Question What does this mean?


Jan 7, 2012
What does it mean when looking at what RAM a mobo supports:

DDR4 4600(O.C)/ 4500(O.C)/ 4400(O.C)/ 4266(O.C.)/ 4133(O.C.)/ 4000(O.C.)/ 3866(O.C.)/ 3733(O.C.)/ 3600(O.C.)/ 3466(O.C.)/ 3400(O.C.)/ 3333(O.C.)/ 3200(O.C.)/ 3000(O.C.)/ 2933(O.C.)/ 2800(O.C.)/ 2666/ 2400/ 2133 MHz Non-ECC, Un-buffered Memory
* 10th Gen Intel Core i9/i7 CPUs support 2933/ 2800/ 2666/ 2400/ 2133 natively, Refer to for the Memory QVL (Qualified Vendors Lists).

What RAM should I buy?
RAM kits are rated at a transfer rate. The list of of numbers reflects the memory data speed of the RAM kits the motherboard should work with.

The numbers that end in (O.C.) are telling you it is an 'overclocked' setting, or a setting that's off-specification for the CPU and/or DDR standards. That means it may not actually do it or you may have to tweak with various settings to make be stable.

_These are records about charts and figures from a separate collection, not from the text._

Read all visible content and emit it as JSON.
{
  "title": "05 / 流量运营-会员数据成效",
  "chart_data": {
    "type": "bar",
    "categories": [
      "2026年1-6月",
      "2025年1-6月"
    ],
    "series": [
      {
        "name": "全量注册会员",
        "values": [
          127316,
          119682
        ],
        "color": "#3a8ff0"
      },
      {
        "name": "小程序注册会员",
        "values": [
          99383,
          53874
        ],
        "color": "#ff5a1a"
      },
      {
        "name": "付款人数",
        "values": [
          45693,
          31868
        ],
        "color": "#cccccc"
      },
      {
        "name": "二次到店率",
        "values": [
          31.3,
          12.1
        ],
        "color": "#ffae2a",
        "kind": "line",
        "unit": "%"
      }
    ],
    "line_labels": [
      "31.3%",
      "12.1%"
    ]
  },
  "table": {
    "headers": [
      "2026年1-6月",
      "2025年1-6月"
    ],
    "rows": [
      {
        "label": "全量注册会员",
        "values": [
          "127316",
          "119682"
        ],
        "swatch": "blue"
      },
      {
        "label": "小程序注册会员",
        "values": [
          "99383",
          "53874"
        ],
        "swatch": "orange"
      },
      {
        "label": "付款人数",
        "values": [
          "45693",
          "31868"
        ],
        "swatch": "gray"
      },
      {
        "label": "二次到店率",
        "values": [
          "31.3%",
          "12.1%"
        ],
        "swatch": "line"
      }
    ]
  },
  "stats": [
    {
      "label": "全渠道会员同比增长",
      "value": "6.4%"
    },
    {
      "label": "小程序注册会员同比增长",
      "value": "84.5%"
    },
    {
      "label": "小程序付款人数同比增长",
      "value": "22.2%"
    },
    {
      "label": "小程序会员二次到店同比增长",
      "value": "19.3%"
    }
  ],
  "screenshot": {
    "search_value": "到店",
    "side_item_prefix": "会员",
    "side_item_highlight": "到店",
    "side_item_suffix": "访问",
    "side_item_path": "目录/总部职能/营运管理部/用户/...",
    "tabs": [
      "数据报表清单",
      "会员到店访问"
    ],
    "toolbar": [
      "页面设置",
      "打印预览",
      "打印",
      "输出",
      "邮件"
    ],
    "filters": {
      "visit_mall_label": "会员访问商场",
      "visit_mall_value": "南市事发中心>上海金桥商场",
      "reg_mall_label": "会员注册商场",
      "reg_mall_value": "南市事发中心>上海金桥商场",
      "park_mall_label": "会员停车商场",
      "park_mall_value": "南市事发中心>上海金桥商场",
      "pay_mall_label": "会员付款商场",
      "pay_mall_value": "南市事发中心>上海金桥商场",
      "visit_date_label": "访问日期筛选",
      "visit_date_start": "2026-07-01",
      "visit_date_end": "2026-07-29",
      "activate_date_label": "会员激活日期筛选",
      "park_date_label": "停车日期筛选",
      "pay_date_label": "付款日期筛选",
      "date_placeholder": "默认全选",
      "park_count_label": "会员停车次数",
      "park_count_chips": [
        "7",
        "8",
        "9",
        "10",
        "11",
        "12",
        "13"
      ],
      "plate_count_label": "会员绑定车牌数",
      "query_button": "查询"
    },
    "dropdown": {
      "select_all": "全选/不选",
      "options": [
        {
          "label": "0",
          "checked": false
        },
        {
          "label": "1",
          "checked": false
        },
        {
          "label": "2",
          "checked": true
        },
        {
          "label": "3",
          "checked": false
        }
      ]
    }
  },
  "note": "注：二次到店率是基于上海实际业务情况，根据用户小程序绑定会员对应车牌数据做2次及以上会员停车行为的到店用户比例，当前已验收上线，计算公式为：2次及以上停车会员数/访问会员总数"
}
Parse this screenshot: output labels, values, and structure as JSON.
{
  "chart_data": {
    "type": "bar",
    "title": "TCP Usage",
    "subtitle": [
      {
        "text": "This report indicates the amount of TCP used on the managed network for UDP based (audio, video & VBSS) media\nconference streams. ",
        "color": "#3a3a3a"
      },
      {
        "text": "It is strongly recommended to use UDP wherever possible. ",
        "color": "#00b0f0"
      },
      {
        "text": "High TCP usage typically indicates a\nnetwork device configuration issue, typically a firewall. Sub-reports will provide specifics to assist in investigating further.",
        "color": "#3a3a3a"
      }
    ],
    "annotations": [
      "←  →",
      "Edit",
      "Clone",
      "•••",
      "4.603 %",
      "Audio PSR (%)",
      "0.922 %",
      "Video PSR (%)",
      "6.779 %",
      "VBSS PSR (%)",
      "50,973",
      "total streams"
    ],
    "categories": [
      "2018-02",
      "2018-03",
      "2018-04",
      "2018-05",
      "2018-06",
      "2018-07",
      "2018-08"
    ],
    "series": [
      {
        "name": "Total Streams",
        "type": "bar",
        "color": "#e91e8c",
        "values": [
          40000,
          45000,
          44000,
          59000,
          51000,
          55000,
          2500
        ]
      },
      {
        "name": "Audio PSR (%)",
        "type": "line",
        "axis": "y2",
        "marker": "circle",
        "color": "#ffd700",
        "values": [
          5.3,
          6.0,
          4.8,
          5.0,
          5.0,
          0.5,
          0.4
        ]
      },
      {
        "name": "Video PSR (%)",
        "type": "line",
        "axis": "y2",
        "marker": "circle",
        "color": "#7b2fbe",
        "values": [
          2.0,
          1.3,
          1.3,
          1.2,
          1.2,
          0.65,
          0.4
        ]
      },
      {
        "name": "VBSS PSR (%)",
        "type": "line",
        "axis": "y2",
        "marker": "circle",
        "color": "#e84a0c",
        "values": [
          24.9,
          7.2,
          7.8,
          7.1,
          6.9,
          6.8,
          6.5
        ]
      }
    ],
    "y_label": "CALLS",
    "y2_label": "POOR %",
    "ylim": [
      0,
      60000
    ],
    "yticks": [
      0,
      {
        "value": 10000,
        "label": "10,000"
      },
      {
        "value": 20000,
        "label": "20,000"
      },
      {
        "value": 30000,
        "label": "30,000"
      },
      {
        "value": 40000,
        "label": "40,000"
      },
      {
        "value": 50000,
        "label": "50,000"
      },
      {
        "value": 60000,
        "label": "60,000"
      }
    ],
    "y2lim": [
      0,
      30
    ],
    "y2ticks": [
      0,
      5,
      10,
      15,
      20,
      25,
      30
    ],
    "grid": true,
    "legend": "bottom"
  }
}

For best success, buy DDR4 RAM kits listed on the Memory QVL, with the highest rated data transfer rate you can afford. The ones with (O.C.) probably will work, but with steadily decreasing probability for easy success the higher you go. The least likely-hood for any drama would be to completely avoid the ones with (O.C.), but if you do get one of the (O.C.) kits you can always run it at a lower speed if you need to make it stable.